Schizophrenia is characterized by hypoconnectivity or decreased intrinsic functional connectivity (iFC) between prefrontal-limbic cortices and thalamic nuclei, as well as hyperconnectivity or increased iFC between primary-sensorimotor cortices and thalamic nuclei. However, cortico-thalamic iFC overlaps with larger, structurally defined cortico-striato-pallido-thalamo-cortical (CSPTC) circuits. If such an overlap is relevant for intrinsic hypo-/hyperconnectivity, it suggests (i) that patterns of cortico-subcortical hypo-/hyperconnectivity extend consistently from thalamus to basal ganglia nuclei; and (ii) such consistent hypo-/hyperconnectivity might link distinctively but consonant with different symptom dimensions, namely cognitive and psychotic impairments. To test this hypothesis, 57 patients with schizophrenia and 61 healthy controls were assessed by resting-state functional magnetic resonance imaging (fMRI) and clinical-behavioral testing. IFC from intrinsic cortical networks into thalamus, striatum, and pallidum was estimated by partial correlations between fMRI time courses. In patients, the salience network covering prefrontal-limbic cortices was hypoconnected with the mediodorsal thalamus and ventral parts of striatum and pallidum; these iFC-hypoconnectivity patterns were correlated both among each other and specifically with patients' impaired cognition. In contrast, the auditory-sensorimotor network covering primary-sensorimotor cortices was hyperconnected with the anterior ventral nucleus of the thalamus and dorsal parts of striatum and pallidum; these iFC-hyperconnectivity patterns were likewise correlated among each other and specifically with patients' psychotic symptoms. The results demonstrate that prefrontal-limbic hypoconnectivity and primary-sensorimotor hyperconnectivity extend consistently across subcortical nuclei and specifically across distinct symptom dimensions. Data support the model of consistent cortico-subcortical hypo-/hyperconnectivity within CSPTC circuits in schizophrenia.

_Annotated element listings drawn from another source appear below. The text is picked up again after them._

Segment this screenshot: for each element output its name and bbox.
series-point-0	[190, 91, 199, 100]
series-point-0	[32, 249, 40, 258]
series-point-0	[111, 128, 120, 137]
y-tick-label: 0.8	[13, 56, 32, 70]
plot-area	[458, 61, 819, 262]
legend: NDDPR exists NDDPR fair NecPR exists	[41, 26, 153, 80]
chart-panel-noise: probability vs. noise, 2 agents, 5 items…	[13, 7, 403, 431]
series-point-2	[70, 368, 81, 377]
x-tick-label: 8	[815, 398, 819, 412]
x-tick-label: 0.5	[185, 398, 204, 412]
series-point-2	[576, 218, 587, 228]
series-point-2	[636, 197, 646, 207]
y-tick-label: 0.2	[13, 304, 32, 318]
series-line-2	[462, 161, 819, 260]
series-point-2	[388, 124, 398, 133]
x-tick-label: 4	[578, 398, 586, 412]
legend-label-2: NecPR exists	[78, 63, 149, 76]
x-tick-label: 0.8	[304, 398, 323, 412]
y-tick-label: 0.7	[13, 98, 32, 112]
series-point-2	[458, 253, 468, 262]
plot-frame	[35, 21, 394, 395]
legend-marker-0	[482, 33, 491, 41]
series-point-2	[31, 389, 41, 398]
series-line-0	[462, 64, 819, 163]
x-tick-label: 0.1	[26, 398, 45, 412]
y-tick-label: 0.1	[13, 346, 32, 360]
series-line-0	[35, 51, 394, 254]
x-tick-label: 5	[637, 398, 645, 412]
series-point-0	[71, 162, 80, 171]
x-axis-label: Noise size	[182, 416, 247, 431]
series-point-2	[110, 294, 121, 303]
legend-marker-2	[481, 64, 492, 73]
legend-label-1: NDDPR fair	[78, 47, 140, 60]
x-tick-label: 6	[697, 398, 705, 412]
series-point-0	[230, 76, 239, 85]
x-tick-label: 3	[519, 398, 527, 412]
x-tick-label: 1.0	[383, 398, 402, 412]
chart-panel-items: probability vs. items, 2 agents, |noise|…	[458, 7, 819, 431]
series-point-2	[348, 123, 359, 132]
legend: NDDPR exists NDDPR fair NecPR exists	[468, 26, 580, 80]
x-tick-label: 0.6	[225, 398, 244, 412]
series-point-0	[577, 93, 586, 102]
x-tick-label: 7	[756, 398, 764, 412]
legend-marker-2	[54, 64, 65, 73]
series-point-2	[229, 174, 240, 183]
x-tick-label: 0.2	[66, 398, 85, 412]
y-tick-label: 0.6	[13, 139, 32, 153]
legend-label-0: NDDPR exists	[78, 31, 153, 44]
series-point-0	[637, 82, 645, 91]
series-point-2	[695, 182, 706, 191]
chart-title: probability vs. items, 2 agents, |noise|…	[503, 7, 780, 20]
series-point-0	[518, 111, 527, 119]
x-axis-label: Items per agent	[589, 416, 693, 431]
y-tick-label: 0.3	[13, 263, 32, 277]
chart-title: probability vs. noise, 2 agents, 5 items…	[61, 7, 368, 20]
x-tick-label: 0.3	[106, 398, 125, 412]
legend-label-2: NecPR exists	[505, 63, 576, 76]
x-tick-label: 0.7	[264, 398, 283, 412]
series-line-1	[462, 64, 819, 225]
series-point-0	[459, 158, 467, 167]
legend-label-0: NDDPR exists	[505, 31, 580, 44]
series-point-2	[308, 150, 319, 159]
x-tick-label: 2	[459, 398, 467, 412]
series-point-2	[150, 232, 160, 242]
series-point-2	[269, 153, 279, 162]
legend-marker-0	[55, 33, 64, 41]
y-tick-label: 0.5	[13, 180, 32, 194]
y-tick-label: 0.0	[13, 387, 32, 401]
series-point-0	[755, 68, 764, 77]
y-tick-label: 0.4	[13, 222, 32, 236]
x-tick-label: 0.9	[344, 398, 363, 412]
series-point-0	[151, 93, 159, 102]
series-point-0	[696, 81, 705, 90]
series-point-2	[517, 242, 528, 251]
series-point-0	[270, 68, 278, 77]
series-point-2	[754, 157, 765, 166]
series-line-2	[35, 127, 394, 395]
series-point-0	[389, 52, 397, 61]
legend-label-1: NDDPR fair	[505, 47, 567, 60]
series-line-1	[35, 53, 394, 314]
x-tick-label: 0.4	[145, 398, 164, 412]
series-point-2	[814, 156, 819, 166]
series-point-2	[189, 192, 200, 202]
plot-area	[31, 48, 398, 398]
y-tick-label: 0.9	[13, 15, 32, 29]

精神分裂症的特征是前额叶-边缘皮质与丘脑核之间的连接减少或内在功能连接(iFC)减少,以及初级感觉运动皮质与丘脑核之间的连接增加或 iFC 增加。然而,皮质-丘脑 iFC 与更大的、结构定义明确的皮质-纹状体-苍白球-丘脑-皮质(CSPTC)回路重叠。如果这种重叠与内在的低/高连接有关,那么它表明:(i)皮质下低/高连接模式从丘脑延伸到基底节核;(ii)这种一致的低/高连接可能与不同的症状维度一致,但与不同的症状维度一致,即认知和精神病学障碍。为了检验这一假设,对 57 名精神分裂症患者和 61 名健康对照者进行了静息态功能磁共振成像(fMRI)和临床行为测试。通过 fMRI 时间序列之间的偏相关来估计从内在皮质网络到丘脑、纹状体和苍白球的 iFC。在患者中,覆盖前额叶-边缘皮质的突显网络与中脑背侧丘脑和纹状体腹侧和苍白球的 iFC 连接减少;这些 iFC 连接减少模式相互之间以及与患者认知障碍的特异性相关。相比之下,覆盖初级感觉运动皮质的听觉感觉运动网络与丘脑前腹核和纹状体背侧以及苍白球的 iFC 连接增加;这些 iFC 连接增加模式相互之间以及与患者的精神病症状特异性相关。结果表明,前额叶-边缘皮质的连接减少和初级感觉运动皮质的连接增加在皮质下核中一致延伸,特别是在不同的症状维度中一致延伸。数据支持在精神分裂症中 CSPTC 回路中一致的皮质下低/高连接模型。